DIANE! I was trying to fix your link but found I couldn’t edit your post without deleting it … so here is what you wrote, with the link now embedded. (I’m hoping that makes the page not so wide.)
Re: And this (none / 0)
Sorry, forgot to put the link
http://peopleforchange.blogspot.com/
by diane101
(Hope this works.)
As you may know, the US and NATO used vast amounts of depleted uranium in their assault against the Serbs. I live downwind of the battle sites. I’ll let you know when an uptick in deformed babies hits the local media. Should be soon.
Yes, heard about that, however, there was never an in-depth reporting either, maybe because the NATO and thus European countries were involved too.I hope the DU was not used in the same amount as in Iraq. As far as I know no chemical weapons have been used in Serbia. Looking at the desaster in Chernobyl, it seems that the radiation effect stayed relatively local whatever that means. Hopefully with the DU this will be the same. I get angry trying to argue like this, even locally is bad enough.It is frustrating, this ignorance and careless with our health and the environment.

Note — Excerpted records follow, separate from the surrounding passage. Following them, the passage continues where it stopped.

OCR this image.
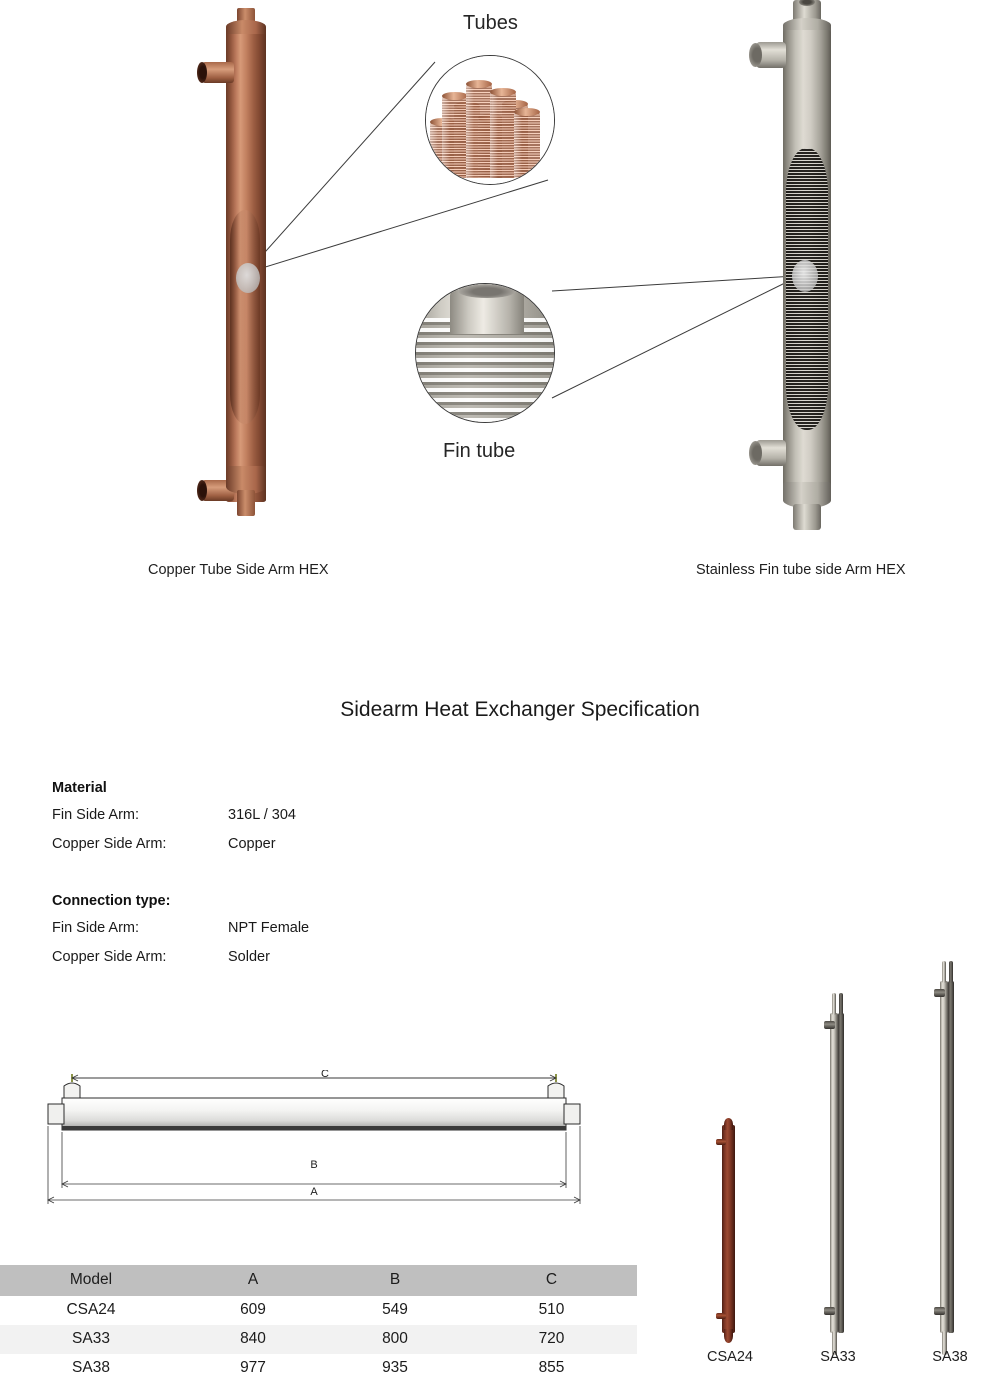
Tubes
Fin tube
Copper Tube Side Arm HEX	Stainless Fin tube side Arm HEX
Sidearm Heat Exchanger Specification
Material
Fin Side Arm:	316L / 304
Copper Side Arm:	Copper
Connection type:
Fin Side Arm:	NPT Female
Copper Side Arm:	Solder
C
B
A
Model	A	B	C
CSA24	609	549	510
SA33	840	800	720
SA38	977	935	855
CSA24	SA33	SA38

When will world get politicians that care about humanity. We sure could use a few Gandhi’s.
After responding to your comment I searched on google about the DU, amazingly there were only 55 links. The more official looking one say of course that DU is no problem at all, some tell stories and some are just strange. All in all, not much information on DU available.
If you look for DU and Serbia there are only 8 links left and some of the strange too.
http://www.google.ch/search?q=DU%3B+uranium+depleted+ammuntion%3B+&hl=en&lr=&start=0&
;sa=N
I only searched for English links.
I did not really have the time to thoroughly explore this site but it does seem to have an awful lot of information both pro and anti.
Thank you for the link, I will look into it, looks like quite a bit of information. Wouldn’t it just be nice if there was no war ever.:-)
There would be neither a need to discuss this kind of topic.
As a pharmacist, I’ve been concerned about the health care impact of this war in a number of ways, including the DU/cancer/mutagenesis problem and the high number of people who will be returning to the US with PTSD. Not to mention that entire generations of Iraqis will be affected by the fact that we have turned their country into a nuclear waste dump.
I don’t beleive we don’t have the healthcare infrastructure here to deal with the magnitude of the problem we are creating with DU/Iraq, and given the propensity of this administration to cut healthcare benefits (ie, Medicaid, Veterans funding), I think we are in for a hell of a problem a few years from now, and one that will get a lot worse before it gets better.
I hadn’t seen the latest numbers of GWI veterans, but I knew it was pretty high. Still, I am surprised by the exact numbers, and wish more people were aware of the “hidden” costs of this war.